There was more sound of movement as they all began to pull themselves upright.
“J?” asked a faint voice.
“Dita!” there came the sound of a match being struck, and flame flared in the darkness, illuminating J’s eager face. It lasted a few seconds before dying. “Are you all right?”
“Yes,” said the little girl, her voice barely above a whisper. “What — what happened? I — I cannot remember …”
“Don’t you worry none about that for now,” J soothed. There was the sound of tearing fabric, and then of another match being struck. The flame flared again as Rémy got to her feet, her eyes searching for Thaddeus. The light lasted longer this time — J had torn a strip from his shirt, setting fire to it.
Rémy reached Thaddeus as he got to his feet. She pulled him to her, and he tucked her head under his chin.
“Are you hurt?” she asked.
“No, just winded. Desai,” Thaddeus asked, raising his voice and turning slightly to look at the older man, “is it over?”
Desai was looking past them with a frown, down the dark passageway through which they had fled. “Possibly. I suggest we keep moving, just in case.”
“I agree,” said the raja. “We should not wait around to find out.”
“Well,” Kai said, dragging himself to his feet though his leg was still bleeding. “The quake seems to be done with. I’m going back. Upala might still be alive.”
“Don’t be ridiculous,” said Rémy, pushing herself out of Thaddeus’s arms to turn to her brother. “You can’t, Kai. Even if the Sapphire Cutlass is dead, not all of her followers will be.”
Her brother gave her a steady look. “Then I’ll take them on. Now that the ground’s stopped shaking, it’ll be easier. Besides, with their goddess gone, they will be leaderless.”
“There’s still Sahoj,” said Thaddeus.
Kai made a disdainful sound in his throat. “That fat old man? He’s nothing but flesh and blood.
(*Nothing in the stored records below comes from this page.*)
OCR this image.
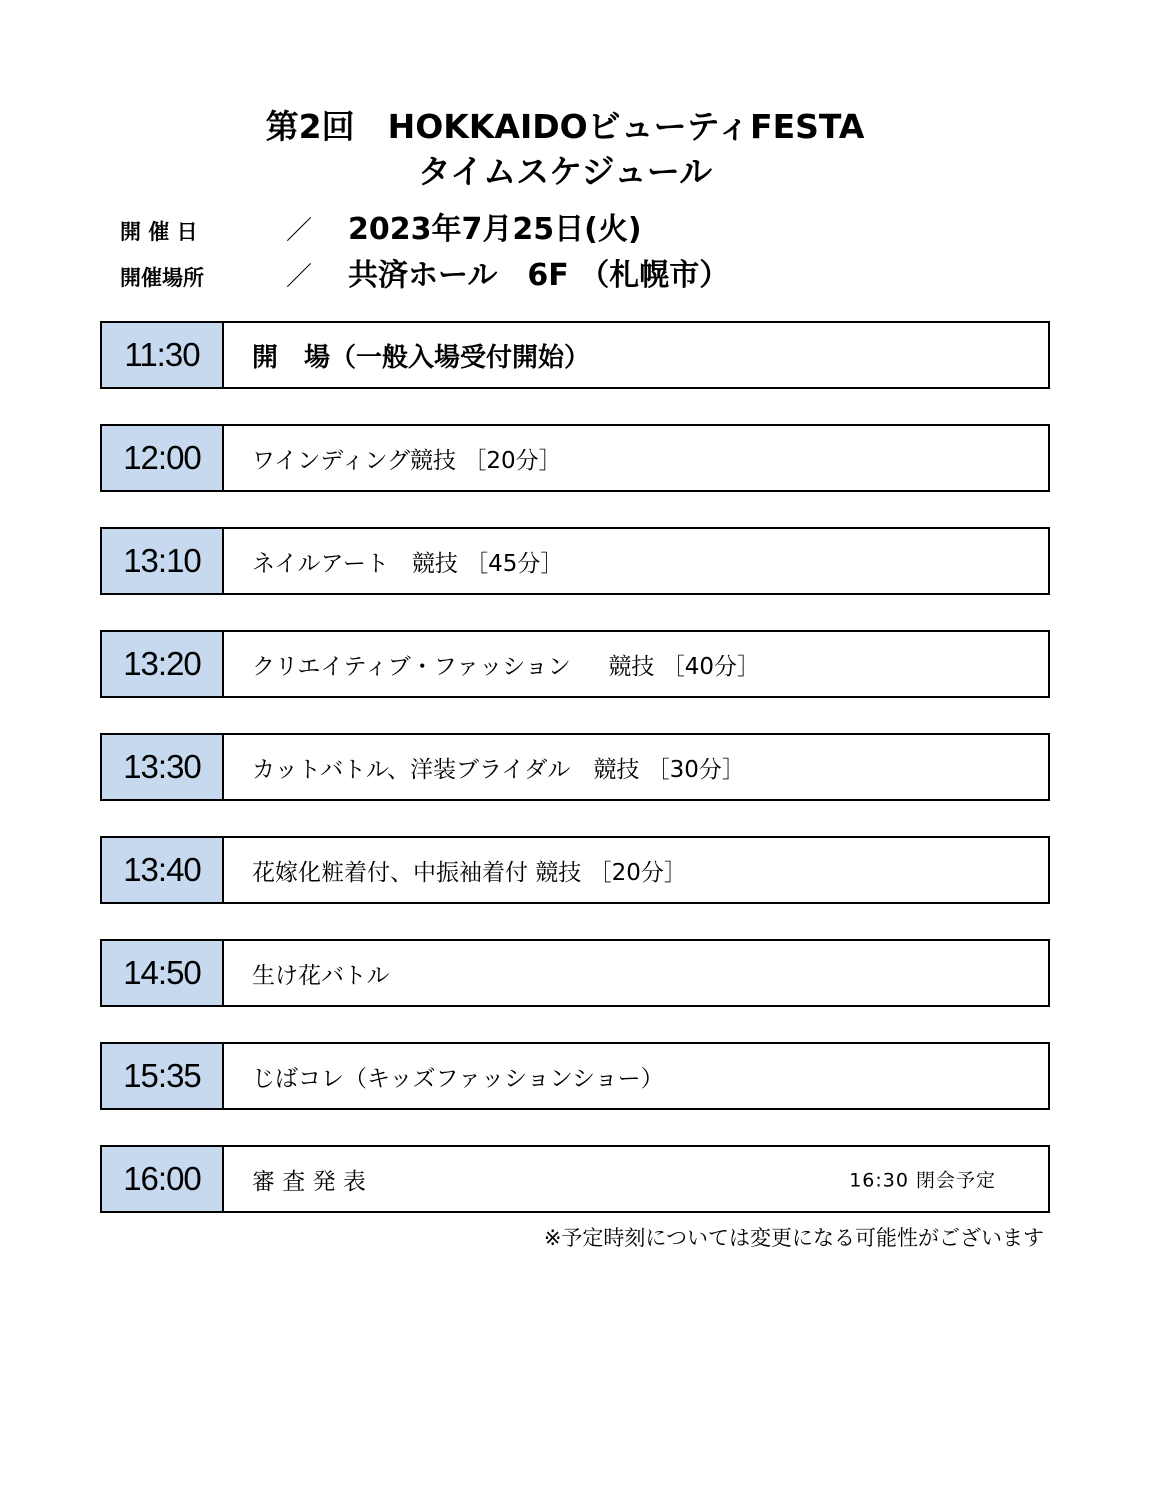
第2回　HOKKAIDOビューティFESTA
タイムスケジュール
開 催 日	／ 2023年7月25日(火)
開催場所	／ 共済ホール　6F （札幌市）
11:30	開　場（一般入場受付開始）
12:00	ワインディング競技 ［20分］
13:10	ネイルアート　競技 ［45分］
13:20	クリエイティブ・ファッション 　 競技 ［40分］
13:30	カットバトル、洋装ブライダル　競技 ［30分］
13:40	花嫁化粧着付、中振袖着付 競技 ［20分］
14:50	生け花バトル
15:35	じばコレ（キッズファッションショー）
16:00	審 査 発 表	16:30 閉会予定
※予定時刻については変更になる可能性がございます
I’m not afraid of him.” He pulled his sword free from its scabbard and turned, bracing himself uncertainly against the wall.
“Do not be so sure that the Sapphire Cutlass has been defeated,” Desai said softly, his gaze still fixed over Kai’s shoulders.
The pirate turned. “What? What are you saying?”
“That we really should go,” the old man said softly. “Before we find out that Upala and her opal were not as strong as we hoped.”
Kai’s face convulsed at that. He gripped the hilt of his drawn sword so tightly that his knuckle glowed white against its golden tint. “With those words you prove what a fool you are, old man,” said the pirate through gritted teeth. “Upala’s spirit is stronger than that of any goddess.”
Desai lifted his hands in appeasement. “I meant no disrespect. Upala has proven herself to be of brave heart and noble mind. No fault lies at her feet. I merely meant —”
A noise swelled out of the darkness, a cacophony of sound rolling along the tunnel toward them like a tidal wave. It was a piercing scream, made not just of one voice, but of many — a war cry, high and grating, full of abject fury and bile.
J pulled Dita against his side, wrapping his arms around her as a look of fear spread across his face. “What the bleedin’ ’eck is that? Sounds like a ton of pigs havin’ their necks cut wiv a razor blade.”
A light appeared at the end of the tunnel, a blue glow that grew even as they watched it. Black shadows flickered at its heart, drawing closer and closer by the second as the light swelled ever brighter. By the time that any of them realized what they were seeing, the tide was almost upon them.
“We have failed!” Desai cried as the shadows solidified into the forms of the Sapphire Cutlass’s foot soldiers, howling their insane fury as they charged. “Run. RUN!”